Но в это время прибежал от дворничихи Сережка и со всего разбега вскочил на колени Чилиму, крича:
— Мой папка! Папка пришел!
— Ну, я оказывается промазал... Вы уже детей имеете, а я собираюсь пировать на свадьбе, — притворно сокрушался Дернов.
— Давно, еще до войны огоревали... — улыбаясь во всю физиономию, сказал Чилим, прижимая к груди малыша.
— Ну и ну! — воскликнул Дернов, — А все-таки ты, Василий, обманул меня. Помнишь, когда ехали на фронт по Сибирской дороге, ты просился повидать мать, а, наверное, ехал вот к этой мамаше.

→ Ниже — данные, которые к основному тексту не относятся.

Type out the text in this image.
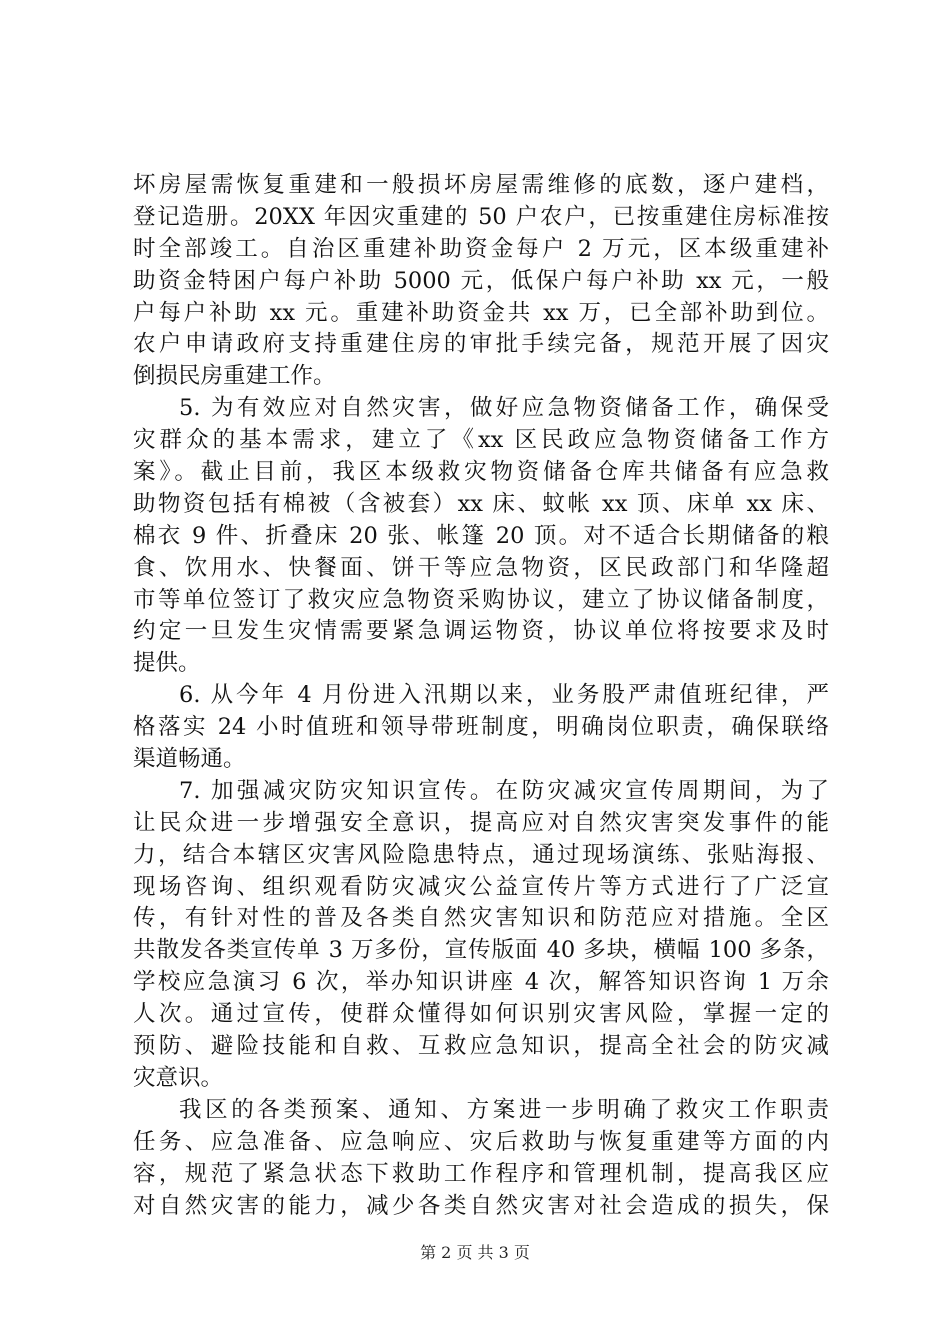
坏房屋需恢复重建和一般损坏房屋需维修的底数，逐户建档，
登记造册。20XX 年因灾重建的 50 户农户，已按重建住房标准按
时全部竣工。自治区重建补助资金每户 2 万元，区本级重建补
助资金特困户每户补助 5000 元，低保户每户补助 xx 元，一般
户每户补助 xx 元。重建补助资金共 xx 万，已全部补助到位。
农户申请政府支持重建住房的审批手续完备，规范开展了因灾
倒损民房重建工作。
5. 为有效应对自然灾害，做好应急物资储备工作，确保受
灾群众的基本需求，建立了《xx 区民政应急物资储备工作方
案》。截止目前，我区本级救灾物资储备仓库共储备有应急救
助物资包括有棉被（含被套）xx 床、蚊帐 xx 顶、床单 xx 床、
棉衣 9 件、折叠床 20 张、帐篷 20 顶。对不适合长期储备的粮
食、饮用水、快餐面、饼干等应急物资，区民政部门和华隆超
市等单位签订了救灾应急物资采购协议，建立了协议储备制度，
约定一旦发生灾情需要紧急调运物资，协议单位将按要求及时
提供。
6. 从今年 4 月份进入汛期以来，业务股严肃值班纪律，严
格落实 24 小时值班和领导带班制度，明确岗位职责，确保联络
渠道畅通。
7. 加强减灾防灾知识宣传。在防灾减灾宣传周期间，为了
让民众进一步增强安全意识，提高应对自然灾害突发事件的能
力，结合本辖区灾害风险隐患特点，通过现场演练、张贴海报、
现场咨询、组织观看防灾减灾公益宣传片等方式进行了广泛宣
传，有针对性的普及各类自然灾害知识和防范应对措施。全区
共散发各类宣传单 3 万多份，宣传版面 40 多块，横幅 100 多条，
学校应急演习 6 次，举办知识讲座 4 次，解答知识咨询 1 万余
人次。通过宣传，使群众懂得如何识别灾害风险，掌握一定的
预防、避险技能和自救、互救应急知识，提高全社会的防灾减
灾意识。
我区的各类预案、通知、方案进一步明确了救灾工作职责
任务、应急准备、应急响应、灾后救助与恢复重建等方面的内
容，规范了紧急状态下救助工作程序和管理机制，提高我区应
对自然灾害的能力，减少各类自然灾害对社会造成的损失，保
第 2 页 共 3 页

— Эх, Тихон Кузьмич, чего греха таить, конечно, ехал к ней.
Ланцов с Ильясом и Бабкиным сидели молча и трудились над сазаниной с картошкой и огурчиками. Дернов перевел взгляд па них и спросил:
— Ну, как, волжане, закончили с белыми на Каме?
— Всех белых и Колчака пропили, — сказал Ланцов. — Много бойцов и командиров потеряли, но долг свой выполнили. Жаль, конечно, много людей погибло, погиб и наш славный командир и комиссар Николай Григорьевич Маркин.
— Да, вы очевидцы всего этого, расскажите, как это получилось, — попросил Дернов.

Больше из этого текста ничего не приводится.